Era a última noite que nós estávamos juntos. Ele se preparava para uma longa viagem até a cidade de Washington.

Sendo mais especifica: para muito longe de mim.

Austin havia conseguido uma boa vaga de estágio na cidade. Era quase irrecusável, já que ele se preparou a vida toda para atuar como advogado. Como nossa pequena e humilde cidade não investia muito na nossa carreira, não tínhamos escolha a não ser migrar para outra cidade tentar conquistar nossos objetivos profissionais.

— Foi diante de um céu assim, que eu te conheci. A menina mais perfeita de Portland – ele me contou convencido.

Austin portava no semblante um olhar nostálgico.

— Éramos tão pequenos.

Minha mente vagou ao exato momento em que o vi pela primeira vez.
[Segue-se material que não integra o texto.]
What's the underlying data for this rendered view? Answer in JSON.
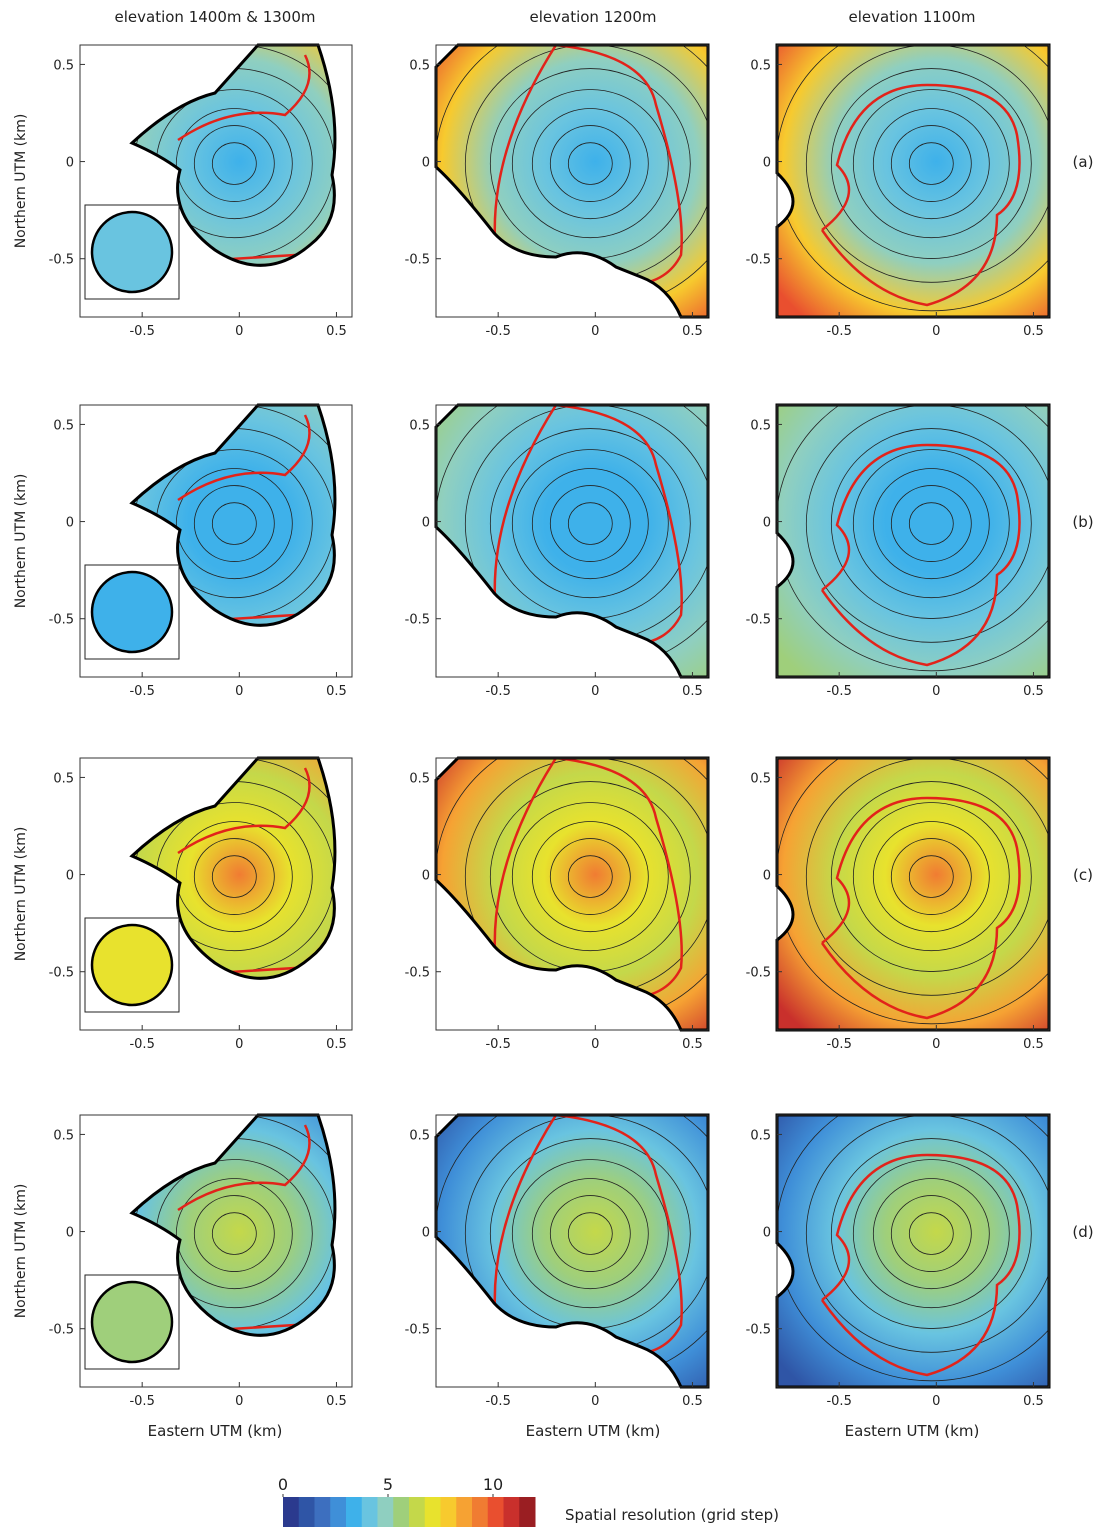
{
  "chart_data": {
    "type": "map-grid",
    "columns": [
      "elevation 1400m & 1300m",
      "elevation 1200m",
      "elevation 1100m"
    ],
    "rows": [
      "(a)",
      "(b)",
      "(c)",
      "(d)"
    ],
    "x_label": "Eastern UTM (km)",
    "y_label": "Northern UTM (km)",
    "xlim": [
      -0.82,
      0.58
    ],
    "ylim": [
      -0.8,
      0.6
    ],
    "xticks": [
      -0.5,
      0,
      0.5
    ],
    "yticks": [
      -0.5,
      0,
      0.5
    ],
    "colorbar": {
      "label": "Spatial resolution (grid step)",
      "lim": [
        0,
        12
      ],
      "ticks": [
        0,
        5,
        10
      ],
      "colors": [
        "#2b3a8e",
        "#2f55a6",
        "#3d6fbf",
        "#3f8fd8",
        "#3eb1ea",
        "#69c4e0",
        "#8fcfc0",
        "#9fcf7b",
        "#c4d84a",
        "#e8e22d",
        "#f7ca2e",
        "#f6a233",
        "#f07c32",
        "#e94f2f",
        "#c9302c",
        "#9a1e22"
      ]
    }
  }
}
Na mesma hora eu me encantei pelo rapaz de cabelo engraçado e uma certa estima por estrelas e constelações.

Talvez no princípio, minha afeição precoce fosse carência, já que eu não tinha uma família — não daquelas que todos têm, composta por um pai, mãe, irmãos e uma variedade finita de parentes. Sempre fui só eu e minha mãe. E quando encontrei o Austin no píer daquela praça de baixo de uma noite estrelada, eu senti que eu poderia compartilhar do amor que eu tinha com outro alguém.

— Não precisamos agir como se fosse uma despedida. Eu vou te ver logo, eu prometo. – ele sussurrou envolvendo meu rosto em suas mãos grandes e macias.

Naquele momento meu coração se roia por inteiro, mesmo que por fora eu parecesse intacta. Por mais que eu o conhecesse e soubesse que o amor era recíproco, não havia a possibilidade de eu confiar naquela promessa. Uma hora as ligações subtrairiam de tempo, pois os assuntos seriam vagos e talvez um dia a saudade não nos consumisse mais, tornando o contato sem graça e sem emoção. Toda aquela hipótese murchava minha barreira contra a aflição.

— Você confia em mim? — ele buscou minha atenção, como se pudesse ouvir meus pensamentos pessimistas.

Fui obrigada a encarar seus olhos verdes. Eu sorri com os músculos se contorcendo para chorar.

— Claro — meneei a cabeça incerta.

Segurei em sua nuca e o beijei. O misto de sentimentos tornava aquele beijo novo, o qual nunca havíamos experimentado; o sabor da despedida.

Seu celular se pôs a vibrar no bolso de sua calça jeans, cortando o nosso achego.

— É o meu pai – disse ele, antes de atender.

Enquanto Austin conversava com o pai eu aproveitei para espiar minha mãe pela janela de vidro embaçada. Ela estava deitada no sofá, com uma compressa improvisada de pano de prato na testa. Me doía ver que ela estava sofrendo e eu nada podia fazer para ajudá-la.

— Você já tem de ir? — eu perguntei, assim que o vi finalizando a chamada.

— Sim, meu amor. — bufou indignado — A previsão é de mais chuva amanhã, então quanto mais cedo eu pegar a estrada melhor.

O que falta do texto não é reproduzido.